Oleh : Eka Tri Wahyuni
(Mahasiswi STEI Hamfara Yogyakarta)
Mediaoposisi.com- Tak lama ini kita dikejutkan dan diperlihatkan bahwa Indonesia memiliki hutang yang terbilang fantastis, Dimana Bank Indonesia (BI) melansir data terbaru mengenai posisi utang luar negeri Indonesia. Per Februari 2018, utang luar negeri Indonesia tercatat sebesar USD 356,23 miliar atau setara dengan Rp 4.907 triliun (kurs hari ini).
Hutang Indonesia yang semakin lama semakin mengalami kenaikan yang tanpa disadari hutang itu terus bertambah, hutang yang terus bertambah itu karena terus bertambahnya bunga pada setiap harinya, hingga menyebabkan hutang Indonesia tembus Rp. 4.907 Triliun.

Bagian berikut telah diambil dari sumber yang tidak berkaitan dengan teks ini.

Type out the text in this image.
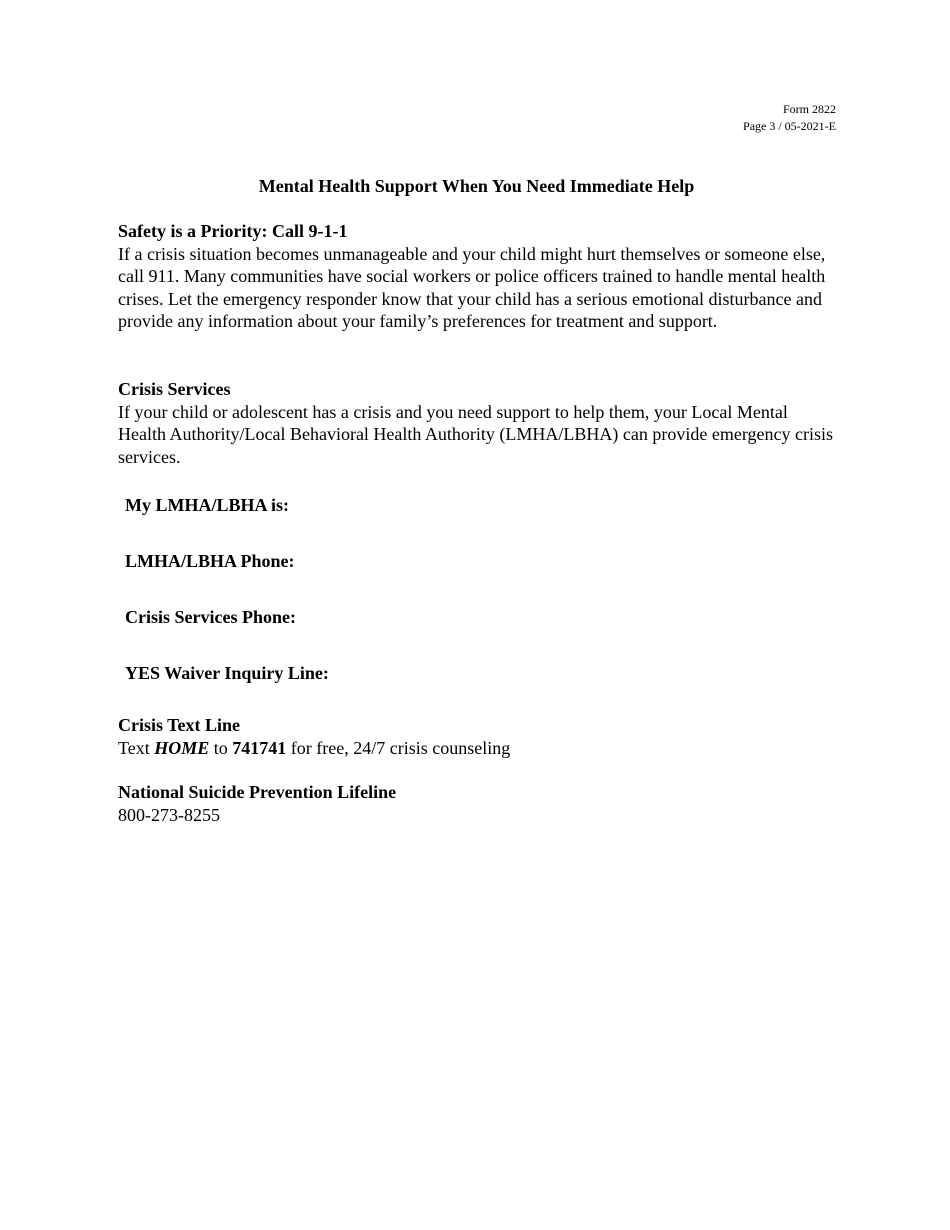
Form 2822
Page 3 / 05-2021-E
Mental Health Support When You Need Immediate Help
Safety is a Priority: Call 9-1-1
If a crisis situation becomes unmanageable and your child might hurt themselves or someone else, call 911. Many communities have social workers or police officers trained to handle mental health crises. Let the emergency responder know that your child has a serious emotional disturbance and provide any information about your family’s preferences for treatment and support.
Crisis Services
If your child or adolescent has a crisis and you need support to help them, your Local Mental Health Authority/Local Behavioral Health Authority (LMHA/LBHA) can provide emergency crisis services.
My LMHA/LBHA is:
LMHA/LBHA Phone:
Crisis Services Phone:
YES Waiver Inquiry Line:
Crisis Text Line
Text HOME to 741741 for free, 24/7 crisis counseling
National Suicide Prevention Lifeline
800-273-8255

Bagaimana hal ini bisa terjadi, padahal jika kita lihat sudah hampir seluruh kekayaan Indonesia sudah habis dijual ke asing, Mengapa hal ini tidak bisa menutupi hutang-hutang Indonesia, SDA yang ada hanpir habis dan pendapatan dari SDA pun tidak tau kemana dan untuk apa, hingga Hutang Indonesia pun tak bisa terbayarkan.
Kami kembali lagi bertanya dan bertanya, Pasalnya hutang yang semakin meningkat ini digunakan untuk apa ? Karena melihat kondisi rakyat yang tak mengalami perubahan, seperti ancaman, pengangguran dan kemiskinan masih terus ada. Sumber daya yang begitu melimpah ruah pun tak tau kabar jelasnya, kemana itu semua.
Hutang yang semakin meningkat ini, mengapa kami (rakyat) yang harus menanggungnya, untuk membayar hutang negara, mengapa kami yang harus membayar pajak yang begitu tinggi, memeras kantong kami, mengurangi pendapatan dari hasil kerja kami, menaikkan harga BBM yang itu semua membuat kami menjerit kesakitan.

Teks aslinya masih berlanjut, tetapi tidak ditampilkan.